The FDIC Institutions and Branches database records multiple bank branches operating within the city, including Bank of America's IDS Skyway Branch at 80 S 8th St and Park State Bank's Minneapolis Branch. The presence of a skyway branch is, incidentally, a small reminder that Minneapolis maintains one of the more extensive enclosed pedestrian skyway systems in the country — a fact that becomes less surprising once one has experienced a January there.

Zoning and Land Use Authority

Minneapolis's zoning code derives its authority from Minnesota Statutes sections 462.351 through 462.365, as stated in the municipal code. The code is enacted pursuant to that statutory grant, which is the standard framework through which Minnesota municipalities exercise land use control. The full text of the Minneapolis Municipal Code is maintained at https://library.municode.com/mn/minneapolis.

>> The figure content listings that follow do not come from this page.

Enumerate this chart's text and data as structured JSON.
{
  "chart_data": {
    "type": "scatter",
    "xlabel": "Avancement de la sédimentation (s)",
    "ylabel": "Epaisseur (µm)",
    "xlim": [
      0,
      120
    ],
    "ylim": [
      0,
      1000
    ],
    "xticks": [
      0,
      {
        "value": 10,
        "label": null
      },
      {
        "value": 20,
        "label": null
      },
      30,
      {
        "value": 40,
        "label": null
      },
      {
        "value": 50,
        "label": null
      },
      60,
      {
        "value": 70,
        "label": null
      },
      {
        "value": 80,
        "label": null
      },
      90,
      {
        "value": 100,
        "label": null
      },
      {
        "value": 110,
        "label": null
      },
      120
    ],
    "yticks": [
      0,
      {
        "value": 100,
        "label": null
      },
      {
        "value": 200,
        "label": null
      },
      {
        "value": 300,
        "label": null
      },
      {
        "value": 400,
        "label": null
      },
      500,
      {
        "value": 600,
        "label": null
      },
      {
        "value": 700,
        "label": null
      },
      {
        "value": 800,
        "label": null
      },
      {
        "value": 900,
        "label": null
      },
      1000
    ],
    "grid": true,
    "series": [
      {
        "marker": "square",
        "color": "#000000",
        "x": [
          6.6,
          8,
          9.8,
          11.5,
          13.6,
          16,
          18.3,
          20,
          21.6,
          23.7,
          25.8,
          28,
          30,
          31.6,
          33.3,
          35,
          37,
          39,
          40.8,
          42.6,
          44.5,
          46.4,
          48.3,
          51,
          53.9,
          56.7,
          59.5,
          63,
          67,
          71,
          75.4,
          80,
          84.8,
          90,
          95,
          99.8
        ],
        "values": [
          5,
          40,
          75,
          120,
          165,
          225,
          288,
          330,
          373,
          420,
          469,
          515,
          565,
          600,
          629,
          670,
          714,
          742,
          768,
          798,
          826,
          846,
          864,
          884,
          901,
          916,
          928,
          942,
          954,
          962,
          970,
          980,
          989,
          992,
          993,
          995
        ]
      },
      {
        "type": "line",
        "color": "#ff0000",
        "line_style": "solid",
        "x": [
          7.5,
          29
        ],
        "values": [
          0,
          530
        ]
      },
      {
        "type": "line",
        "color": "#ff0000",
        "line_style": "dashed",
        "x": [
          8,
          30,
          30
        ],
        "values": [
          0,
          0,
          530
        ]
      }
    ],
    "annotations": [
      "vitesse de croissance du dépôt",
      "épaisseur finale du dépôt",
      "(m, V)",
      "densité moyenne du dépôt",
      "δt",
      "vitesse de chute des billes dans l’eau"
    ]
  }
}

A separate and somewhat specific provision of Minnesota law, Minn. Stat. § 473.761, governs the relationship between the city and the regional sports authority in the context of ballpark development. Under that statute, the city of Minneapolis is required, at the authority's request, to convey at fair market value any city-owned real property within the development area that is not currently used for road, sidewalk, or utility purposes and that the authority determines necessary for ballpark or public infrastructure purposes. The same statute directs the city to issue intoxicating liquor licenses for ballpark premises upon request, with those licenses counted as additional to the number otherwise authorized by law, subject to the provisions of chapter 340A where not inconsistent.

Nearby Attractions

The city's 98 documented nearby attractions include the Hennepin History Museum, 0.5 miles from the city center, and the Foshay Museum and Observation Deck, 0.6 miles out. The Foshay Tower, completed in 1929 and modeled on the Washington Monument, held the distinction of being the tallest building in Minneapolis for several decades — a record it no longer holds, though the observation deck remains.